In my second year matters came to a head. Since moving back to Cliff Top my mother had boosted my grant. I was able to buy a small car in which to make the fifteen-minute drive to the campus each day. I would get up in the morning, step out of my caravan, face the ocean and do my exercises, followed by my ritual routine. I had grown to be a large, lumpy sort of man. My resemblance to my father — which had always been remarked upon when I was a child — was now startling. I knew I wasn't attractive and I didn't help myself by dressing like a young fogey in tweed sports jackets, flannel trousers and open-necked check shirts.
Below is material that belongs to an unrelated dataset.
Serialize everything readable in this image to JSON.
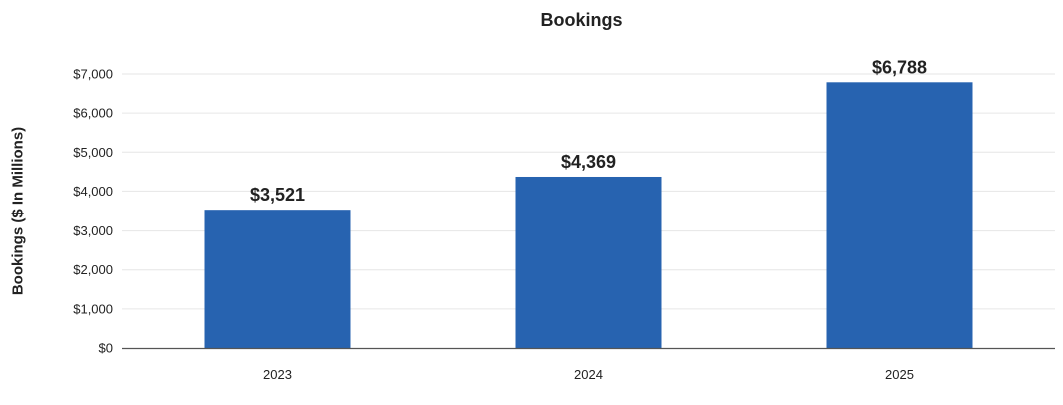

I was stuck in a time warp in every sense, one that encompassed my part of Cliff Top as well. My mother's hotel may have elevated her from the raw stuff of commerce — so much so that she now subscribed to Country Living and other unspecialist periodicals — but the caravan enclosure was decaying anew. They were flaking paint and hadn't been refurbished since I was fourteen. The brake-pad bindweed had returned and everything was seized up in the early-seventies.
The Sussex campus was stuck in the past as well. Built during a period of architectural optimism, when it was assumed that technology would triumph, it had been laid out in a series of oblong paved courtyards, surrounded by long, low, concrete-faced buildings, remarkable solely for their brutalism. It always struck me as ironic that these buildings, which had been designed to make that present appear futuristic, now served so well to make this present look exactly like the recent past.
The funding was running down, clumps of weed had pushed up between the paving slabs, and whole layers of rendering were falling off the façades of the buildings, giving them a seedy, leprous aspect. To cap it all most of the student body dressed to complement the period when the university was built. They weren't following fashion — they were trailing far behind it.